Bordée par huit pays et séparée de l’Europe par les détroits du Bosphore et des Dardanelles, la Turquie présente une position stratégique indéniable. Ce singulier pays, résolument encadré d’un côté par l’Orient et de l’autre par l’Occident, est, malgré ses enjeux intérieurs et ses discordances avec certains de ses membres, une composante majeure de l’Organisation du Traité de l’Atlantique Nord, plus connue sous le sigle de l’OTAN.

Inaugurée au lendemain de la Seconde Guerre mondiale, l’OTAN avait pour objectif initial d’unifier et de coordonner les forces de défense de l’Occident face à la menace que représentait l’Union soviétique. La Turquie, entrée en scène lors de la première expansion de l’OTAN en 1952, apporte une contribution géostratégique majeure à l’Alliance. Sa proximité avec l’URSS a été d’une importance cruciale durant la Guerre Froide.

L’intersection des intérêts

L’adhésion à l’OTAN procurait à la Turquie un bouclier face à l’Union soviétique, réactivant à la fois les soupçons de possessions territoriales sur le détroit du Bosphore et les tensions résiduelles de la Seconde Guerre Mondiale. Pour l’OTAN, l’engagement de la Turquie offrait une frontière avec l’Union soviétique, une présence militaire significative et un contrôle sur les détroits clés reliant la Méditerranée à la Mer Noire.

C’est un mariage de raison qui a perduré jusqu’à ce jour, faisant de la Turquie le deuxième pays de l’OTAN en termes de taille d’armée, juste après les États-Unis. La Turquie présente également un arsenal d’armes modernes et une présence militaire active qui lui permettent de participer à des opérations militaires importantes en coordination avec l’OTAN, comme nous l’avons vu en Afghanistan et en Libye.

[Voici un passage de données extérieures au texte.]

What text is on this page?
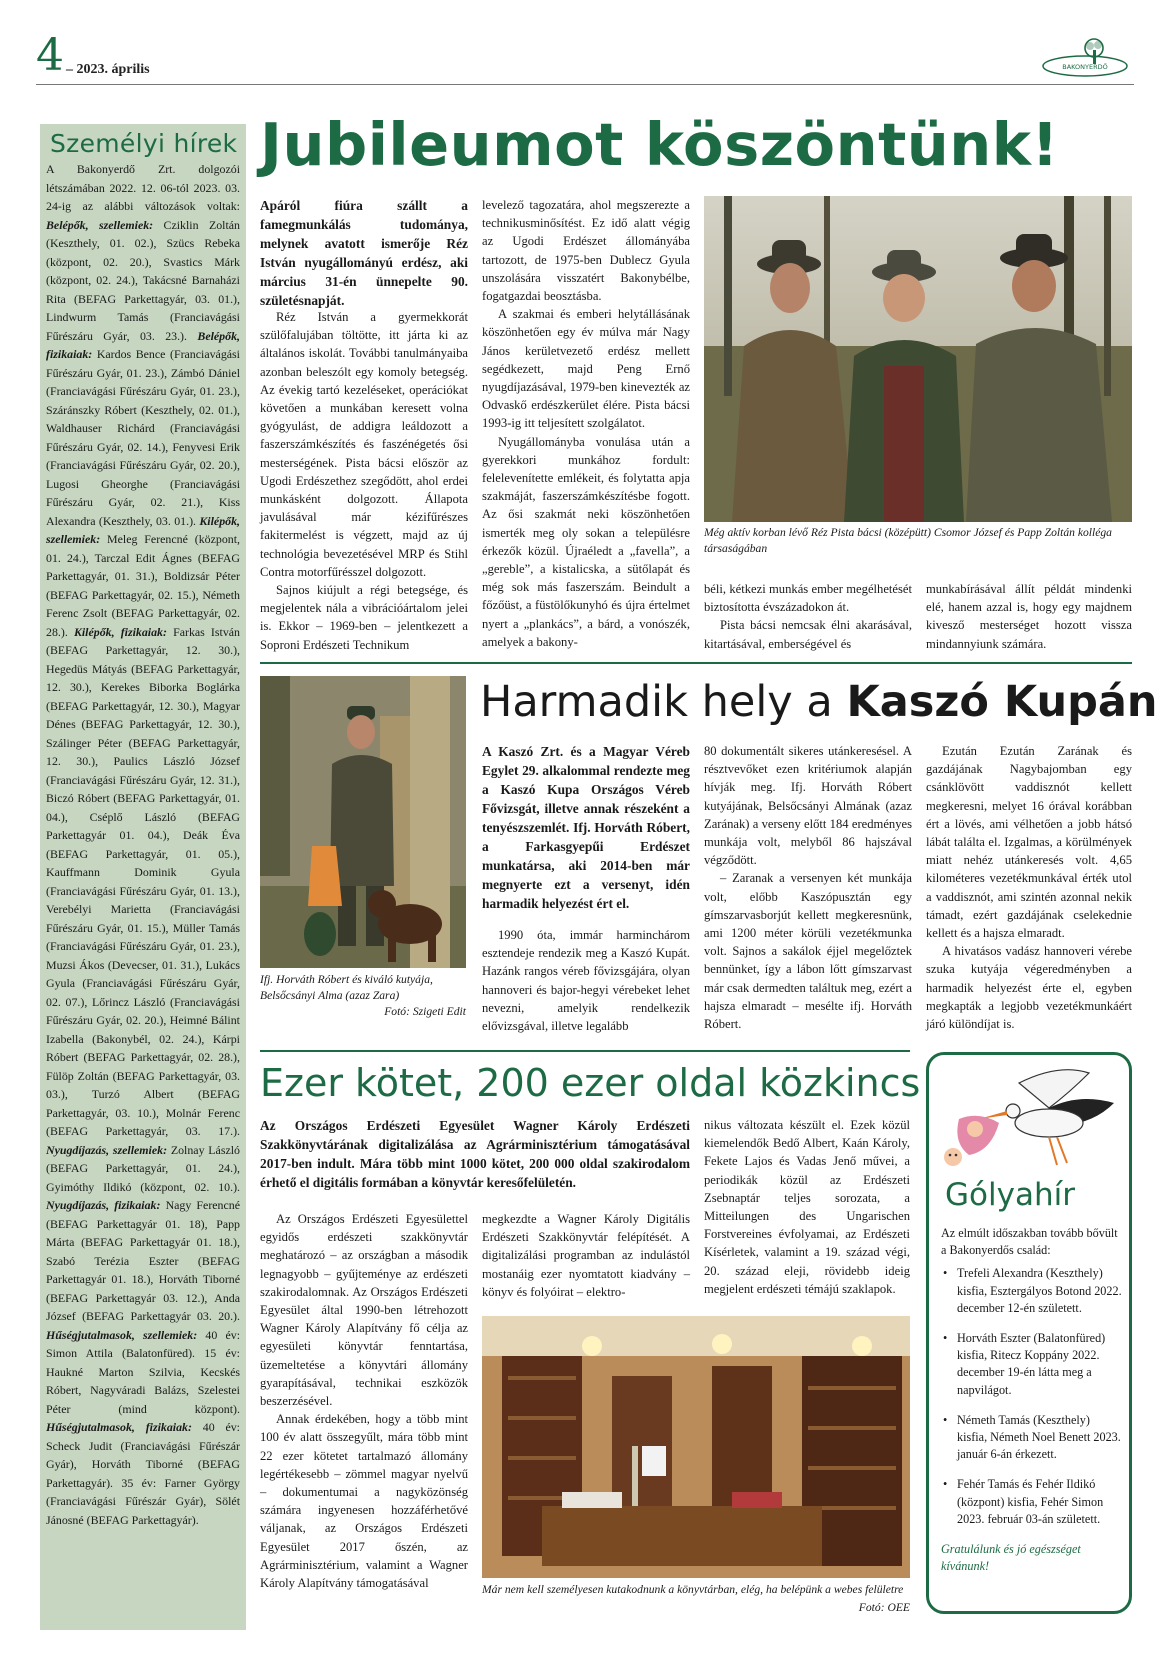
4 – 2023. április	BAKONYERDŐ
Személyi hírek
A Bakonyerdő Zrt. dolgozói létszámában 2022. 12. 06-tól 2023. 03. 24-ig az alábbi változások voltak: Belépők, szellemiek: Cziklin Zoltán (Keszthely, 01. 02.), Szücs Rebeka (központ, 02. 20.), Svastics Márk (központ, 02. 24.), Takácsné Barnaházi Rita (BEFAG Parkettagyár, 03. 01.), Lindwurm Tamás (Franciavágási Fűrészáru Gyár, 03. 23.). Belépők, fizikaiak: Kardos Bence (Franciavágási Fűrészáru Gyár, 01. 23.), Zámbó Dániel (Franciavágási Fűrészáru Gyár, 01. 23.), Száránszky Róbert (Keszthely, 02. 01.), Waldhauser Richárd (Franciavágási Fűrészáru Gyár, 02. 14.), Fenyvesi Erik (Franciavágási Fűrészáru Gyár, 02. 20.), Lugosi Gheorghe (Franciavágási Fűrészáru Gyár, 02. 21.), Kiss Alexandra (Keszthely, 03. 01.). Kilépők, szellemiek: Meleg Ferencné (központ, 01. 24.), Tarczal Edit Ágnes (BEFAG Parkettagyár, 01. 31.), Boldizsár Péter (BEFAG Parkettagyár, 02. 15.), Németh Ferenc Zsolt (BEFAG Parkettagyár, 02. 28.). Kilépők, fizikaiak: Farkas István (BEFAG Parkettagyár, 12. 30.), Hegedüs Mátyás (BEFAG Parkettagyár, 12. 30.), Kerekes Biborka Boglárka (BEFAG Parkettagyár, 12. 30.), Magyar Dénes (BEFAG Parkettagyár, 12. 30.), Szálinger Péter (BEFAG Parkettagyár, 12. 30.), Paulics László József (Franciavágási Fűrészáru Gyár, 12. 31.), Biczó Róbert (BEFAG Parkettagyár, 01. 04.), Cséplő László (BEFAG Parkettagyár 01. 04.), Deák Éva (BEFAG Parkettagyár, 01. 05.), Kauffmann Dominik Gyula (Franciavágási Fűrészáru Gyár, 01. 13.), Verebélyi Marietta (Franciavágási Fűrészáru Gyár, 01. 15.), Müller Tamás (Franciavágási Fűrészáru Gyár, 01. 23.), Muzsi Ákos (Devecser, 01. 31.), Lukács Gyula (Franciavágási Fűrészáru Gyár, 02. 07.), Lőrincz László (Franciavágási Fűrészáru Gyár, 02. 20.), Heimné Bálint Izabella (Bakonybél, 02. 24.), Kárpi Róbert (BEFAG Parkettagyár, 02. 28.), Fülöp Zoltán (BEFAG Parkettagyár, 03. 03.), Turzó Albert (BEFAG Parkettagyár, 03. 10.), Molnár Ferenc (BEFAG Parkettagyár, 03. 17.). Nyugdíjazás, szellemiek: Zolnay László (BEFAG Parkettagyár, 01. 24.), Gyimóthy Ildikó (központ, 02. 10.). Nyugdíjazás, fizikaiak: Nagy Ferencné (BEFAG Parkettagyár 01. 18), Papp Márta (BEFAG Parkettagyár 01. 18.), Szabó Terézia Eszter (BEFAG Parkettagyár 01. 18.), Horváth Tiborné (BEFAG Parkettagyár 03. 12.), Anda József (BEFAG Parkettagyár 03. 20.). Hűségjutalmasok, szellemiek: 40 év: Simon Attila (Balatonfüred). 15 év: Haukné Marton Szilvia, Kecskés Róbert, Nagyváradi Balázs, Szelestei Péter (mind központ). Hűségjutalmasok, fizikaiak: 40 év: Scheck Judit (Franciavágási Fűrészár Gyár), Horváth Tiborné (BEFAG Parkettagyár). 35 év: Farner György (Franciavágási Fűrészár Gyár), Sölét Jánosné (BEFAG Parkettagyár).
Jubileumot köszöntünk!
Apáról fiúra szállt a famegmunkálás tudománya, melynek avatott ismerője Réz István nyugállományú erdész, aki március 31-én ünnepelte 90. születésnapját.

Réz István a gyermekkorát szülőfalujában töltötte, itt járta ki az általános iskolát. További tanulmányaiba azonban beleszólt egy komoly betegség. Az évekig tartó kezeléseket, operációkat követően a munkában keresett volna gyógyulást, de addigra leáldozott a faszerszámkészítés és faszénégetés ősi mesterségének. Pista bácsi először az Ugodi Erdészethez szegődött, ahol erdei munkásként dolgozott. Állapota javulásával már kézifűrészes fakitermelést is végzett, majd az új technológia bevezetésével MRP és Stihl Contra motorfűrésszel dolgozott.

Sajnos kiújult a régi betegsége, és megjelentek nála a vibrációártalom jelei is. Ekkor – 1969-ben – jelentkezett a Soproni Erdészeti Technikum

levelező tagozatára, ahol megszerezte a technikusminősítést. Ez idő alatt végig az Ugodi Erdészet állományába tartozott, de 1975-ben Dublecz Gyula unszolására visszatért Bakonybélbe, fogatgazdai beosztásba.

A szakmai és emberi helytállásának köszönhetően egy év múlva már Nagy János kerületvezető erdész mellett segédkezett, majd Peng Ernő nyugdíjazásával, 1979-ben kinevezték az Odvaskő erdészkerület élére. Pista bácsi 1993-ig itt teljesített szolgálatot.

Nyugállományba vonulása után a gyerekkori munkához fordult: felelevenítette emlékeit, és folytatta apja szakmáját, faszerszámkészítésbe fogott. Az ősi szakmát neki köszönhetően ismerték meg oly sokan a településre érkezők közül. Újraéledt a „favella”, a „gereble”, a kistalicska, a sütőlapát és még sok más faszerszám. Beindult a főzőüst, a füstölőkunyhó és újra értelmet nyert a „plankács”, a bárd, a vonószék, amelyek a bakony-

Még aktív korban lévő Réz Pista bácsi (középütt) Csomor József és Papp Zoltán kolléga társaságában

béli, kétkezi munkás ember megélhetését biztosította évszázadokon át.

Pista bácsi nemcsak élni akarásával, kitartásával, emberségével és

munkabírásával állít példát mindenki elé, hanem azzal is, hogy egy majdnem kivesző mesterséget hozott vissza mindannyiunk számára.

Ifj. Horváth Róbert és kiváló kutyája, Belsőcsányi Alma (azaz Zara)
Fotó: Szigeti Edit
Harmadik hely a Kaszó Kupán
A Kaszó Zrt. és a Magyar Véreb Egylet 29. alkalommal rendezte meg a Kaszó Kupa Országos Véreb Fővizsgát, illetve annak részeként a tenyészszemlét. Ifj. Horváth Róbert, a Farkasgyepűi Erdészet munkatársa, aki 2014-ben már megnyerte ezt a versenyt, idén harmadik helyezést ért el.

1990 óta, immár harminchárom esztendeje rendezik meg a Kaszó Kupát. Hazánk rangos véreb fővizsgájára, olyan hannoveri és bajor-hegyi vérebeket lehet nevezni, amelyik rendelkezik elővizsgával, illetve legalább

80 dokumentált sikeres utánkeresésel. A résztvevőket ezen kritériumok alapján hívják meg. Ifj. Horváth Róbert kutyájának, Belsőcsányi Almának (azaz Zarának) a verseny előtt 184 eredményes munkája volt, melyből 86 hajszával végződött.

– Zaranak a versenyen két munkája volt, előbb Kaszópusztán egy gímszarvasborjút kellett megkeresnünk, ami 1200 méter körüli vezetékmunka volt. Sajnos a sakálok éjjel megelőztek bennünket, így a lábon lőtt gímszarvast már csak dermedten találtuk meg, ezért a hajsza elmaradt – mesélte ifj. Horváth Róbert.

Ezután Ezután Zarának és gazdájának Nagybajomban egy csánklövött vaddisznót kellett megkeresni, melyet 16 órával korábban ért a lövés, ami vélhetően a jobb hátsó lábát találta el. Izgalmas, a körülmények miatt nehéz utánkeresés volt. 4,65 kilométeres vezetékmunkával érték utol a vaddisznót, ami szintén azonnal nekik támadt, ezért gazdájának cselekednie kellett és a hajsza elmaradt.

A hivatásos vadász hannoveri vérebe szuka kutyája végeredményben a harmadik helyezést érte el, egyben megkapták a legjobb vezetékmunkáért járó különdíjat is.

Ezer kötet, 200 ezer oldal közkincs
Az Országos Erdészeti Egyesület Wagner Károly Erdészeti Szakkönyvtárának digitalizálása az Agrárminisztérium támogatásával 2017-ben indult. Mára több mint 1000 kötet, 200 000 oldal szakirodalom érhető el digitális formában a könyvtár keresőfelületén.

Az Országos Erdészeti Egyesülettel egyidős erdészeti szakkönyvtár meghatározó – az országban a második legnagyobb – gyűjteménye az erdészeti szakirodalomnak. Az Országos Erdészeti Egyesület által 1990-ben létrehozott Wagner Károly Alapítvány fő célja az egyesületi könyvtár fenntartása, üzemeltetése a könyvtári állomány gyarapításával, technikai eszközök beszerzésével.

Annak érdekében, hogy a több mint 100 év alatt összegyűlt, mára több mint 22 ezer kötetet tartalmazó állomány legértékesebb – zömmel magyar nyelvű – dokumentumai a nagyközönség számára ingyenesen hozzáférhetővé váljanak, az Országos Erdészeti Egyesület 2017 őszén, az Agrárminisztérium, valamint a Wagner Károly Alapítvány támogatásával

megkezdte a Wagner Károly Digitális Erdészeti Szakkönyvtár felépítését. A digitalizálási programban az indulástól mostanáig ezer nyomtatott kiadvány – könyv és folyóirat – elektro-

nikus változata készült el. Ezek közül kiemelendők Bedő Albert, Kaán Károly, Fekete Lajos és Vadas Jenő művei, a periodikák közül az Erdészeti Zsebnaptár teljes sorozata, a Mitteilungen des Ungarischen Forstvereines évfolyamai, az Erdészeti Kísérletek, valamint a 19. század végi, 20. század eleji, rövidebb ideig megjelent erdészeti témájú szaklapok.

Már nem kell személyesen kutakodnunk a könyvtárban, elég, ha belépünk a webes felületre
Fotó: OEE
Gólyahír
Az elmúlt időszakban tovább bővült a Bakonyerdős család:
• Trefeli Alexandra (Keszthely) kisfia, Esztergályos Botond 2022. december 12-én született.
• Horváth Eszter (Balatonfüred) kisfia, Ritecz Koppány 2022. december 19-én látta meg a napvilágot.
• Németh Tamás (Keszthely) kisfia, Németh Noel Benett 2023. január 6-án érkezett.
• Fehér Tamás és Fehér Ildikó (központ) kisfia, Fehér Simon 2023. február 03-án született.
Gratulálunk és jó egészséget kívánunk!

La Turquie et l’OTAN : une relation complexe

Les relations entre la Turquie et l’OTAN se sont toutefois montrées tumultueuses au fil des dernières années. Des frictions ont été observées en raison de divergences d’opinions sur diverses questions, notamment sur la question kurde, l’intervention en Syrie, et l’achat par la Turquie de systèmes de défense aérienne russe de type S-400.

Un point de friction majeur reste l’achat par la Turquie de ces systèmes S-400, en réponse au refus américain de vendre des systèmes Patriot à la Turquie. Cette action a conduit à de vives critiques, les États-Unis estimant que cet achat expose l’OTAN aux technologies de surveillance russe et menace l’intégrité des systèmes de défense de l’Alliance.

Une solidarité menacée mais intacte

Malgré ces tensions, la solidarité au sein de l’OTAN prévaut, comme en a témoigné l’application de l’article 5 (considérant une attaque contre un membre comme une attaque contre tous les membres) pour la première fois lors des attentats du 11 septembre 2001 aux États-Unis, et dans le cas de missiles syriens tirés sur la Turquie en 2012.

La Turquie et l’OTAN se trouvent souvent face à des impasses. Des désaccords majeurs et des approches différentes sur certaines questions minent leur relation. Cependant, l’engagement de longue date de la Turquie en tant que membre de l’OTAN lui confère une certaine flexibilité pour défendre ses intérêts, tout en bénéficiant de la sécurité apportée par l’Alliance.

Pour conclure, une chose est certaine : malgré ses nombreux défis internes et externes, la Turquie joue un rôle majeur au sein de l’OTAN.